En la medida que progresemos en calidad, progresaremos en unidad. Porque la unidad es el fruto de la calidad, así como la división es evidencia de inmadurez y carnalidad (1º Corintios 3.1-4).
 
Los hijos de Dios, como hermanos que somos, debemos conformar una sola familia aquí en la tierra, la familia de Dios.
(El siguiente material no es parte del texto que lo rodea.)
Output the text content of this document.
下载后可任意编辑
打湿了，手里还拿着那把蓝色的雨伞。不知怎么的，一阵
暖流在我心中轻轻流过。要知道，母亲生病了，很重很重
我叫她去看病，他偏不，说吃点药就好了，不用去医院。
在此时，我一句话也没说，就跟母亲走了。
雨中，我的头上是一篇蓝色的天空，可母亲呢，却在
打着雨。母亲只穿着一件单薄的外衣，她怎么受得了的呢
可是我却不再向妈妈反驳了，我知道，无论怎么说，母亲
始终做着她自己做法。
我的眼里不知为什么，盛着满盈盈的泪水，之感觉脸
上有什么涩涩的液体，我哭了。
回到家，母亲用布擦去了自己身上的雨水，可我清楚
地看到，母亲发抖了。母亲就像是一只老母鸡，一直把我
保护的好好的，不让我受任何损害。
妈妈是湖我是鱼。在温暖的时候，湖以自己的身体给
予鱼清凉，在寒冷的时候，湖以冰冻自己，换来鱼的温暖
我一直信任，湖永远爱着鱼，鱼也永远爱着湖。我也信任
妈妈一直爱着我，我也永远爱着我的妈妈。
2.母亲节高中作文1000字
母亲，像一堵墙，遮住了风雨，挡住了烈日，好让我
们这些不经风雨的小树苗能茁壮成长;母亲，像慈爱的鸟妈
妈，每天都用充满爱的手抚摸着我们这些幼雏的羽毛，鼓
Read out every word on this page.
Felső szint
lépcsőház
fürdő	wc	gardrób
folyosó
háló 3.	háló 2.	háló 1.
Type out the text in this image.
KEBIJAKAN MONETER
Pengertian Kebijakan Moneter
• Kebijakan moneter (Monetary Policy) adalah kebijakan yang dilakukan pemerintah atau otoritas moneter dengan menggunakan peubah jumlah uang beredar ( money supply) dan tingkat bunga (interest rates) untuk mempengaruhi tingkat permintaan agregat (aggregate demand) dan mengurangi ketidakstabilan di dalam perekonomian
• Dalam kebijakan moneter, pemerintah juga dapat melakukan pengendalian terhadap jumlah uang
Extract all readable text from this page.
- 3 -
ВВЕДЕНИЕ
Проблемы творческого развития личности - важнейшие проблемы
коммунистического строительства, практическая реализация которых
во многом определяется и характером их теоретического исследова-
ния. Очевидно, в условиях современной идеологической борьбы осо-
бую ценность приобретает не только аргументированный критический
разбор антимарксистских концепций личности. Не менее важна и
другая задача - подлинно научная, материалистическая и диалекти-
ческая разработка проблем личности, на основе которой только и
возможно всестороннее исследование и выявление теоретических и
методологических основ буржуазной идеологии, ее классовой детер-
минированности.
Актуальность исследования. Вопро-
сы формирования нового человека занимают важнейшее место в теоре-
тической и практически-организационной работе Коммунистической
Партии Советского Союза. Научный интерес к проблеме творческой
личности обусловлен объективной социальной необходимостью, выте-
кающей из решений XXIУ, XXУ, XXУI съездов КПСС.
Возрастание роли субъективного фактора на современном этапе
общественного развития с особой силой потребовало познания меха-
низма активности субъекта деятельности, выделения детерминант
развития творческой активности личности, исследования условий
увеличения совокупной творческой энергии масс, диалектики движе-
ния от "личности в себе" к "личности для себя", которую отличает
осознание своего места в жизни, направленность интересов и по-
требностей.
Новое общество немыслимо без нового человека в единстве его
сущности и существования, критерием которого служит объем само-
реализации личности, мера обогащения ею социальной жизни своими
Únicamente así devolveremos al evangelio su plena credibilidad ante el mundo. “Que todos sean uno… para que el mundo crea”. (San Juan 17.21)
 
No podemos negar que producir esta calidad y estilo de vida es el propósito del evangelio y debe ser la meta de toda evangelización.
 
También resulta evidente que nuestra sincera labor evangelizadora no ha producido hasta ahora esta calidad y estilo de vida, por lo menos en la gran mayoría de los creyentes. ¿Qué haremos? ¿Nos resignaremos y elaboramos una “teología de resignación”? (Como la de la zorra, que al no poder alcanzar las sabrosas uvas dijo: “las dejo porque están verdes”).
 
¿Proyectaremos y perpetuaremos sobre los próximos 100 años nuestras divisiones y mediocridad? ¿O buscaremos a Dios y su Palabra para que Él use la nueva década como bisagra que haga girar la historia de la iglesia en España hacia el derrotero glorioso que Dios le pre asignó antes de la fundación del mundo?